SNPs on Chips: The hidden genetic code in expression arrays
Margit Burmeister; Fan Meng; Elzbieta Sliwerska; Terence P. Speed; Edward G. Jones; William E. Bunney; Huda Akil. Stanley J. Watson
XIIIth World Congress of Psychiatric Genetics. 2005.
Gene expression microarray analysis is one of the fastest growing fields in psychiatric research. In contrast, genetic studies identify SNPs associated with these disorders. Combining these ideas, we determined both gene expression and >50 SNP genotypes in >60 brain samples from subjects affected with affective disorders or schizophrenia and controls. The common Val(108/158)Met SNP in COMT was found significantly associated with expression, consistent in >10 brain regions. Increased expression seemed to compensate for the lower enzymatic activity of the Met allele. However, further analysis showed that this "expression" difference was driven by the presence of the SNP itself in the central region of one of the COMT probes on the Affymetrix array. Once taken into account, no significant expression difference remained. This artifact may be quite common: The Affymetrix 133AB Plus chip contains >50,000 SNPs, with >5,000 SNPs that are both common and in the central probe region, affecting hybridization. Conversely, genotype information on these SNPs may be extractable from expression data, by comparing the signal from an allele-specific probe to the overall expression level of the gene measured by other probes.
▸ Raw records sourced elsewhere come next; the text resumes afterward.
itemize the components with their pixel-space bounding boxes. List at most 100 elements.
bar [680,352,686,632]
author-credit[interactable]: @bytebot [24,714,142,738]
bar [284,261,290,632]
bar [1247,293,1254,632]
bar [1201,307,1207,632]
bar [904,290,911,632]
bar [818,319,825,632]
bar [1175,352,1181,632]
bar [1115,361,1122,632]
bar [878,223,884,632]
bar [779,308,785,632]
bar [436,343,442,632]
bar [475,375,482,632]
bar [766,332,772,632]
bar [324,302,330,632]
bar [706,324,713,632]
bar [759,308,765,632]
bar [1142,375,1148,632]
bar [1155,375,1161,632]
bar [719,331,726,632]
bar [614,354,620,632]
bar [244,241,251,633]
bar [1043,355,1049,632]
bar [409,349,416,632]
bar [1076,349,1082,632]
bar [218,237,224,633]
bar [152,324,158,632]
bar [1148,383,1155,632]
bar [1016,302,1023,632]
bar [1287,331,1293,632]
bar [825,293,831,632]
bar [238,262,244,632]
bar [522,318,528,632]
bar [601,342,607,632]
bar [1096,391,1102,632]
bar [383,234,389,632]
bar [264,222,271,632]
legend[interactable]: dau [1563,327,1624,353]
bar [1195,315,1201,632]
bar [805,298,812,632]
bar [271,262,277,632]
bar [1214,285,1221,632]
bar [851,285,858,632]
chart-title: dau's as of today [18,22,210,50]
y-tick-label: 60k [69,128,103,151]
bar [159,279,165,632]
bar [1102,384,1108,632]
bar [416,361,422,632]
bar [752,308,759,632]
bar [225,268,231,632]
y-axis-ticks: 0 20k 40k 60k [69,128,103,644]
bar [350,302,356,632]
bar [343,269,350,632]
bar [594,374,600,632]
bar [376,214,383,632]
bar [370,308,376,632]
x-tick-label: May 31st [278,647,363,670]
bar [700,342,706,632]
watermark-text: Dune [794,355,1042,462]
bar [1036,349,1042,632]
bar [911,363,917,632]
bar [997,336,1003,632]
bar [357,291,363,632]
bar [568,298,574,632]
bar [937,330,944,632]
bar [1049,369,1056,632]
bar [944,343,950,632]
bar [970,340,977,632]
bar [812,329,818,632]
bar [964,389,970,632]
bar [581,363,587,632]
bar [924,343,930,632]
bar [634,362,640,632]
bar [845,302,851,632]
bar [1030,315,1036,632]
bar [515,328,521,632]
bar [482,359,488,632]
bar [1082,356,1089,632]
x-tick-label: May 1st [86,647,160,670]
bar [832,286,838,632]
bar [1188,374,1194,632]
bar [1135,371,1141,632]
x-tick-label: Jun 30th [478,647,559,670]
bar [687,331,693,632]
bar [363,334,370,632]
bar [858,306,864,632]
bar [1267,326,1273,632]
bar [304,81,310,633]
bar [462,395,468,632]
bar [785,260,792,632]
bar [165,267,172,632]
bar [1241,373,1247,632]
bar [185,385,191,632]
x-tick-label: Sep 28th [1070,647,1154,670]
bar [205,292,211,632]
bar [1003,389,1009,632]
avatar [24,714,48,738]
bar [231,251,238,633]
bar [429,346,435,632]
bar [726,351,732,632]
Applying this idea to our dataset, we predicted that one SNP would differ significantly in allele frequency between bipolars and controls. Genotyping the 25 samples on which expression data were available confirmed that allele frequencies differed significantly (p=0.015). While this difference disappeared once more samples were genotyped, we conclude that SNPs hidden in microarray experiments can not only misguide expression studies, but may also become useful to identify candidate SNPs for psychiatric disorders.